In 2021 and throughout Q1 2022, the pharmaceutical sector has continued to forge strategic partnerships with artificial intelligence (AI) vendors. Merck’s latest bet is to generate clinical evidence—suitable for supporting regulatory decisions—using digitally simulated ‘predicted outcomes’ rather than actual patients. The pharmaceutical company has signed a multi-year collaboration with Unlearn.AI , a start-up that promises to slash the time and costs of clinical research while maintaining trial power and confidence, by enrolling ‘Digital Twins,’ virtual replicas of existing patients. 

The first Digital Twin was developed by NASA to mirror the Apollo 13, informing engineers in Houston of the predicted health and trajectory of a rocket launched into outer space. Using biomedical terms, a Digital Twin could be defined as ‘an experimental model recapitulating the complexity of a system which, in response to an event, behaves in a statistically indistinguishable way from its real counterpart’.

Unlearn.AI’s Digital Twin technology relies on two proprietary pipelines. The first, PROCOVA, is a machine learning method in which historical datasets are used to identify prognostic markers and prognostic scores and produce a generative model to predict the clinical evolution of a disease. The second, Twintelligent RCTs, is an AI-powered algorithm assessing baseline clinical records of a specific patient against the generative model to forecast a comprehensive, longitudinal clinical record that describes what would have happened if that specific patient had received a placebo. This approach reduces by 30% the number of patients needed for the study. Some real control patients are still required for a final algorithm to perform quality control that, in the absence of bias, should not be able to distinguish the real from the simulated dataset.

In comparison to existing synthetic control arms (SCA), this approach controls bias by avoiding the introduction of external comparators. In theory, this approach is superior even to gold-standard randomised controlled trials, as it represents a univariate analysis in which the only difference between the patients and their twins is in the treatment received. Moreover, PROCOVA offers a unique advantage: the generative model does not try to rationalise the survival of patients simply by using their clinical profile. Instead, it allows for the existence of known and unknown confounding variables that will always result in a mismatch between a diagnostic forecast and reality. By modelling uncertainty, then, the AI elegantly controls this bias and corrects it without needing to fully characterise human complexity. The ability to control bias throughout the pipeline has been applauded by the US Food and Drug Administration (FDA), which was actively involved by the developers.

On 22 March 2022, the European Medicines Agency (EMA) also released a preliminary approval for PROCOVA, allowing the use of this technology in Phase II and III trials in the European Union.

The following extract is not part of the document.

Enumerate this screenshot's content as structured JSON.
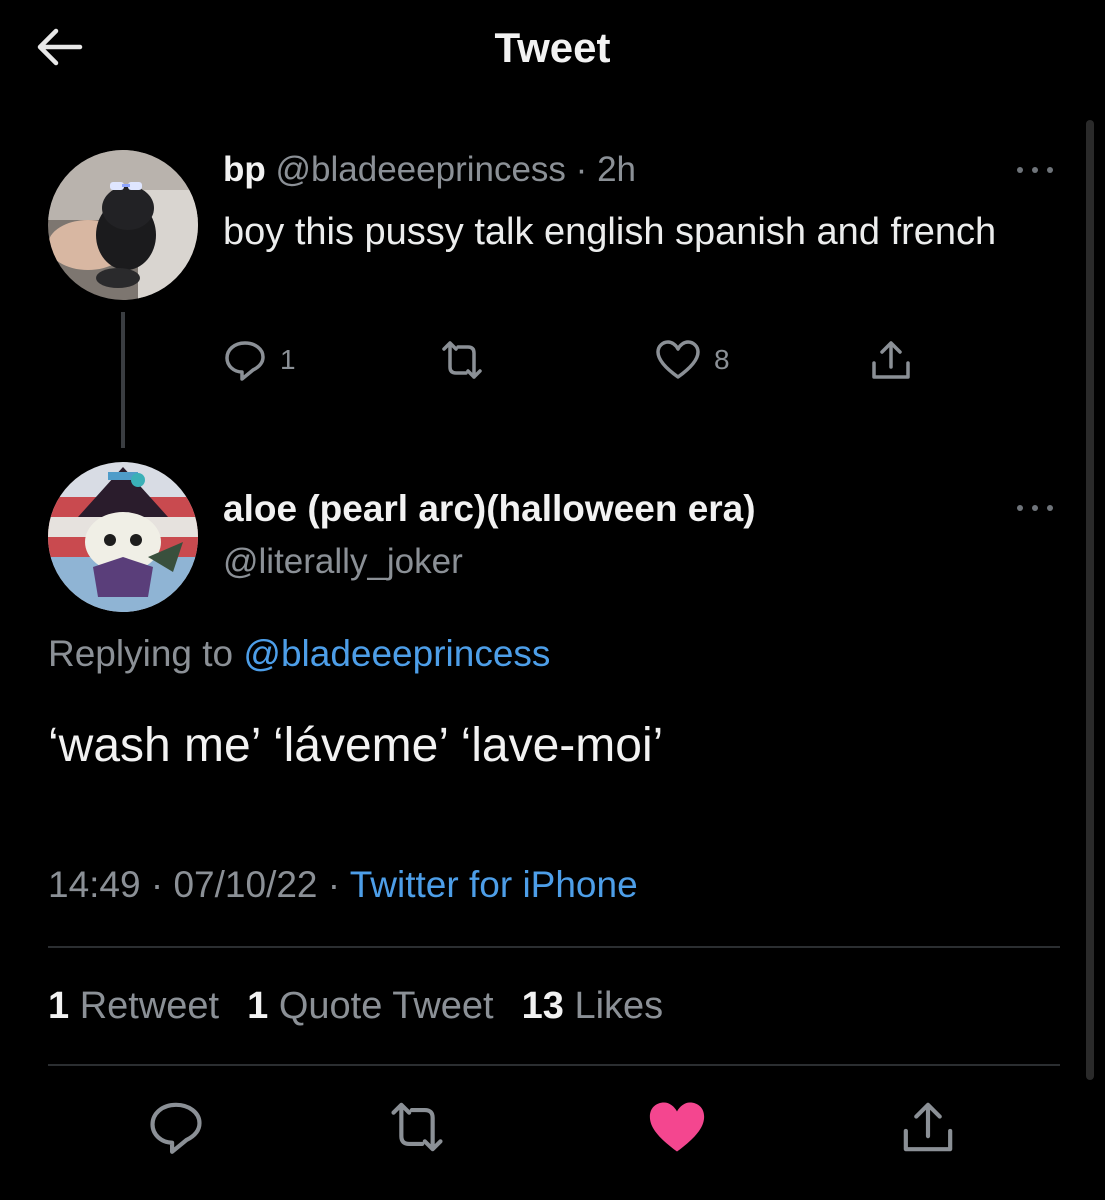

On 19 April, Unlearn.AI closed a $50m Series B funding to advance the use of Twintelligent RCTs in clinical trials. The company has built databases that cover central nervous system (CNS) disorders—the AI vendor’s training ground—and several therapeutic applications reflecting Merck’s pipeline products. Unlearn’s CEO’s mention of a second phase of the collaboration might point towards a vision of exporting Digital Twins across the therapeutic applications covered. So, what are the implications for oncology?

The FDA currently considers SCA to be the best scientific evidence when it is complicated or not ethical to have a control arm, such as in paediatric settings. A formalisation of the FDA guidelines on AI in clinical trials would likely see AI replacing external control groups.

A wider application of Digital Twins in late-phase trials, however, appears more complicated. In oncology, investigational new drugs are compared with standard treatments, so each twin would act both as a prognostic and a predictive forecast. Different generative models would be required for each therapeutic regimen, classification, and position, among others. Because of its complexity, cancer would require at least three -omics datasets (likely, copy number variation, methylation status and RNA-seq), and the dynamic evolution of the disease would quickly invalidate the model and require a new one. Two specific qualities of this machine learning method could, however, potentially play an important role in oncology other than its primary designated use.

First, for every new patient, the model continues to learn about the disease; and second, the way the Bayesian network generates predictions makes PROCOVA ideal for taking an event that occurred and predicting the likelihood that any one of several possible causes was the contributing factor. At present, 1,700 clinical trials are trying to identify patients likely to respond to the PD-1 inhibitor Keytruda across a wide variety of treatment settings. The use of AI and machine learning can offer powerful tools to answer these questions, as well as enable smaller, more efficient trials that maintain power and result in faster and cheaper therapies for patients.